CAIRO/ISTANBUL - During this year’s Eid al-Adha celebrations in Egypt, worshippers watched and listened to last year’s prayers on TV and the radio.
Public gatherings and in-person mosque services were banned. The government mandated that people who wished to slaughter livestock — the mainstay of the Islamic “sacrifice holiday” — should bring their animals to specific, regulated butchers.
Some people followed the new rules, others did not. Gardens, small butcher shops and sidewalk celebrations ran with the blood of sheep, goats and cows sacrificed in honor of the holiday.
“I wish we could pray in the mosques and travel to visit our relatives,” said Eslam Karam, 33, after a local butcher slaughtered a large white sheep in Karam’s garden. “But with the coronavirus, we are afraid to be in groups.”
The tradition is that after the sacrifice, the owner of the animal keeps some of the meat for his or her family and gives the rest to neighbors and the poor.
The holiday also marks the last days of the yearly pilgrimage to Mecca, another Islamic rite, known as the hajj.
On a livestream from Mecca in Saudi Arabia, pilgrims in surgical masks prayed spaced one or two meters apart. Normally, millions of Muslims attend the hajj. This year, only a few thousand were allowed.
So far, there have been no reports of a COVID-19 breakout from the hajj, but it generally takes about two weeks after an event to find out if participants were exposed. COVID-19 is the disease caused by the coronavirus.
Declining cases, ‘fear of second wave’
Coronavirus cases are still on the rise in Egypt, which recorded nearly 95,000 cases as of Aug. 3. But the rise in Egypt has slowed dramatically recently, with roughly 75% fewer new cases per day than last week.
In a coffee shop in downtown Cairo, Weam Mostafa, a 26-year-old photojournalist, said she fears the situation in Egypt may get worse before it gets better.
“It’s not under control,” she said. “The government did its best to put Egypt under the lockdown, but the Egyptian economy can’t stand more.”

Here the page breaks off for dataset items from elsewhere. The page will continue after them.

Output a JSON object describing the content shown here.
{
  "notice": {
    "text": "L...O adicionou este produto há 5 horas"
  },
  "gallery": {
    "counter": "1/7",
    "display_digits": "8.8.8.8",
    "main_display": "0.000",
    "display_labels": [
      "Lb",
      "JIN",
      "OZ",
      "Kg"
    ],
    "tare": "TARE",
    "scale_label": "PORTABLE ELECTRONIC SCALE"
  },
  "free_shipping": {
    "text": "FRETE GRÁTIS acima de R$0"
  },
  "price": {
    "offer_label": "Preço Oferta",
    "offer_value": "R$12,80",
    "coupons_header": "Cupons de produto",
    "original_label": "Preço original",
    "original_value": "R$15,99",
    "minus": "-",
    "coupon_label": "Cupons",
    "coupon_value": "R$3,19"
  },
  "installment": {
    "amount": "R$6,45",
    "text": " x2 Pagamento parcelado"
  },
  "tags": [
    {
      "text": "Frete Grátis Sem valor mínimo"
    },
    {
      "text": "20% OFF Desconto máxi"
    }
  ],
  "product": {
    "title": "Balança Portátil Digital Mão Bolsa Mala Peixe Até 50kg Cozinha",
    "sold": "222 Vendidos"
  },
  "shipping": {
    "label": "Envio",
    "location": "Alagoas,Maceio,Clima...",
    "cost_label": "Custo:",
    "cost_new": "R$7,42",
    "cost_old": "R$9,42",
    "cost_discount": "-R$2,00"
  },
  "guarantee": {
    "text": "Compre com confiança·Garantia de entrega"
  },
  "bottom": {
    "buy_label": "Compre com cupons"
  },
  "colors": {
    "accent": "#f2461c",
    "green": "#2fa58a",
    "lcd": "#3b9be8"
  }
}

Social distancing guidelines and protective masks never really caught on in Egypt, and the declining rate of new cases is making people less likely to protect themselves, Mostafa added.
“Implement some strict rules about wearing masks,” she suggested, “because the majority now are not wearing masks and not taking masks seriously.”
A third of Egyptians already live below the poverty line, and pandemic lockdowns have been devastating to almost every aspect of the country’s economy.
Many businesses have opened recently as Egypt begins to assess the damage, including movie theaters, which operated over the weekend while mosques remained closed.
“If mosques had to sell tickets,” the butcher joked, “then perhaps they would have been allowed to open.”